It was a hot night in a bar at my British university, 20-odd years ago. A group of young American women had come over for a summer school. Several of us British male students were hanging around them hopefully. For hours, both sides circled each other unproductively. Finally I got talking to an American girl. I told her I was about to go and study in her country, and she gave me the perfect piece of advice.
She said: “Most Americans are programmed to think Brits are smart and funny. But we also think you’re arrogant snobs. So if you can speak to Americans in a British accent but be friendly, you’ll be a winner.”
I followed her advice, and it has worked almost too well: I have acquired an American wife and children. Consequently, I’ve just spent yet another summer in the US. It’s much better to be a Briton across the Atlantic than at home, and the experience has only improved with time.
I first visited the US aged 10. I went to California, and could hardly believe that people got to live like this. The sun shone. Strangers talked to you. You could eat whatever you wanted whenever you wanted. In fact, Californians didn’t seem to tolerate any impediments to their happiness: if they didn’t like their spouse, they got divorced, a practice that in 1980 was a novelty to me. If they didn’t like where they lived, they moved. One day I saw a house being carted on the back of a truck to a better spot. Back then, ordinary Americans seemed to live like millionaires.
Traditionally, we Europeans have responded to the American cornucopia with mockery. Patrick Melrose, main character of the British novelist Edward St Aubyn, dismisses Americans as “just people in huge cars wondering what to eat next”. This is a version of the age-old spirit-versus-matter dichotomy: the notion that Americans may have stuff but Euros have history, etiquette, etc, summed up in the (unattributed) European witticism that America has gone straight from barbarism to decline without the usual intermediate phase of civilisation.
Still, Brits tend to like American stuff when we can get our mitts on it. Better, the US lets us reinvent ourselves. At home, to quote the musical My Fair Lady: “An Englishman’s way of speaking absolutely classifies him/ The moment he talks, he makes some other Englishman despise him.” But stateside, Britain’s caste system melts away. Americans can’t tell from our accents whether we are “frightfully lower-middle-class” or “posh twits”. Instead they tend to think we sound like Hugh Grant or Helena Bonham Carter or, at worst, like Higgins in the 1980s TV series Magnum, P.I.
And the British experience in the US keeps improving. The glaring longstanding omissions of American life — the BBC, English football on TV and guaranteed health care — are now increasingly on tap stateside. Perversely, Britain’s slide into global irrelevance has helped us visitors too. Previously, most Americans had some sketchy knowledge of British current affairs. Because Americans use chit-chat as a ritual of politeness, in the 1980s they often confronted visiting Brits with paeans to Margaret Thatcher (“She’s really sorting out your country, right?”); in the 1990s, people dissected the doings of Princess Diana and, in the early 2000s, they eulogised Tony Blair.

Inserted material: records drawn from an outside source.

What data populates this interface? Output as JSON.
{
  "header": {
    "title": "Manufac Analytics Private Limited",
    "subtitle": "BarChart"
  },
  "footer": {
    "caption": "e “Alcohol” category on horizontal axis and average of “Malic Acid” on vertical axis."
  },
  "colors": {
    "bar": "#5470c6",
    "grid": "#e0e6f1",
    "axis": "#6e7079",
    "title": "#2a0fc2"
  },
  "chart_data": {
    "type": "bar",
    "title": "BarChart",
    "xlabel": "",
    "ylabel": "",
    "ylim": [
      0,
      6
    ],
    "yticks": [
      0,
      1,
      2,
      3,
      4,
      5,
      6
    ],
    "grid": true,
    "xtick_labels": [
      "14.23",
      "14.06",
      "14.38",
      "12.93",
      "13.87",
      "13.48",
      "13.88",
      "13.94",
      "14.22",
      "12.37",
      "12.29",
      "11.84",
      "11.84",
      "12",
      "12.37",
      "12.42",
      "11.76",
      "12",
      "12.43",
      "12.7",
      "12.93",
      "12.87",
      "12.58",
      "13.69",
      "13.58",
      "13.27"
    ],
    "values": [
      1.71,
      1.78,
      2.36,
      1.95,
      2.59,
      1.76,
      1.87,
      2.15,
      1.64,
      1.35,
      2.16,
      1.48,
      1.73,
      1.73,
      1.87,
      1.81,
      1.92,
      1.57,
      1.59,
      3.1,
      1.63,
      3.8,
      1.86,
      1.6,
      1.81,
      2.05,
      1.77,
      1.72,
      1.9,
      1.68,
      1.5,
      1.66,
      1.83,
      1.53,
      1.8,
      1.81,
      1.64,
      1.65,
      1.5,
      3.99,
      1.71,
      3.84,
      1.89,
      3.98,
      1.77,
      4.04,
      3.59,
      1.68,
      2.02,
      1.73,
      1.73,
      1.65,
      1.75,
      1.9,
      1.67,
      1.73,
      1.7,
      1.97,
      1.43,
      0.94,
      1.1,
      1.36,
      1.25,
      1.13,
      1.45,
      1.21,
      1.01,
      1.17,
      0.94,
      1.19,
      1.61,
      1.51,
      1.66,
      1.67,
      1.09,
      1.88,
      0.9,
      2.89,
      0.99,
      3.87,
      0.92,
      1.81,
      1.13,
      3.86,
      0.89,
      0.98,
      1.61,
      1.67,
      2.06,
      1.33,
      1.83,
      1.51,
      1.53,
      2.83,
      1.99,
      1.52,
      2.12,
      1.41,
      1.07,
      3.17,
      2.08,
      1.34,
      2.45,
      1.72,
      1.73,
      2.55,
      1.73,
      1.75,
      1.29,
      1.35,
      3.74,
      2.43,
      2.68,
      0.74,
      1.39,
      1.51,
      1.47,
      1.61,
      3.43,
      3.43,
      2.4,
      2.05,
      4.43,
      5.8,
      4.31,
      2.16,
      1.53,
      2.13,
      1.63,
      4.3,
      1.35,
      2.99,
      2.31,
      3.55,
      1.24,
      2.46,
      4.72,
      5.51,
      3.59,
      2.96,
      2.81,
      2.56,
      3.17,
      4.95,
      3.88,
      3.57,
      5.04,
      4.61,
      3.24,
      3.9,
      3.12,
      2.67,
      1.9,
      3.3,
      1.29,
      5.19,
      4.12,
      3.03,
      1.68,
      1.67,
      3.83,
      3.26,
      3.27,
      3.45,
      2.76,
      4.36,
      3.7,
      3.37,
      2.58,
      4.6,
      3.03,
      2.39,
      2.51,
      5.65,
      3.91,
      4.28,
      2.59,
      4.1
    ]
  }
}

Now all that’s over. In the month I just spent traversing the eastern US, no American asked me anything about Britain. Almost nothing in British life registers in the US any more, and why should it? During my visit, the Labour leader Ed Miliband, possibly the next British prime minister, wangled a meeting with Barack Obama. Afterwards, a spokesperson for Miliband said they had discussed “Ukraine, Gaza and the future of the European Union... the economy, climate change and the approaching referendum in Scotland”.
It was almost like a Churchill-Roosevelt summit, with just one caveat: the entire conversation lasted 25 minutes.
I found Britain’s new anonymity particularly cheering because I had landed in the US straight from the World Cup in Brazil. A typical conversation there went as follows:
Friendly Brazilian: Where are you from?
Me: England.
Friendly Brazilian looks aghast, falls silent — too stunned by the gruesomeness of the England football team to think of anything nice to say about the country. (This was before Germany tonked Brazil 7-1.)
I ended my American odyssey in New York, inevitably wandering around mouthing Sting’s lines: “I’m an alien, I’m a legal alien, I’m an Englishman in New York.” In the mornings my children would play soccer on the grass outside our borrowed apartment. They used a rather childish concrete sculpture as a goal. One day a tourist came up and asked: “Isn’t that statue a Picasso?” I checked. He was quite right. For a moment I thought maybe I was the barbarian but obviously that couldn’t be right because I’m British.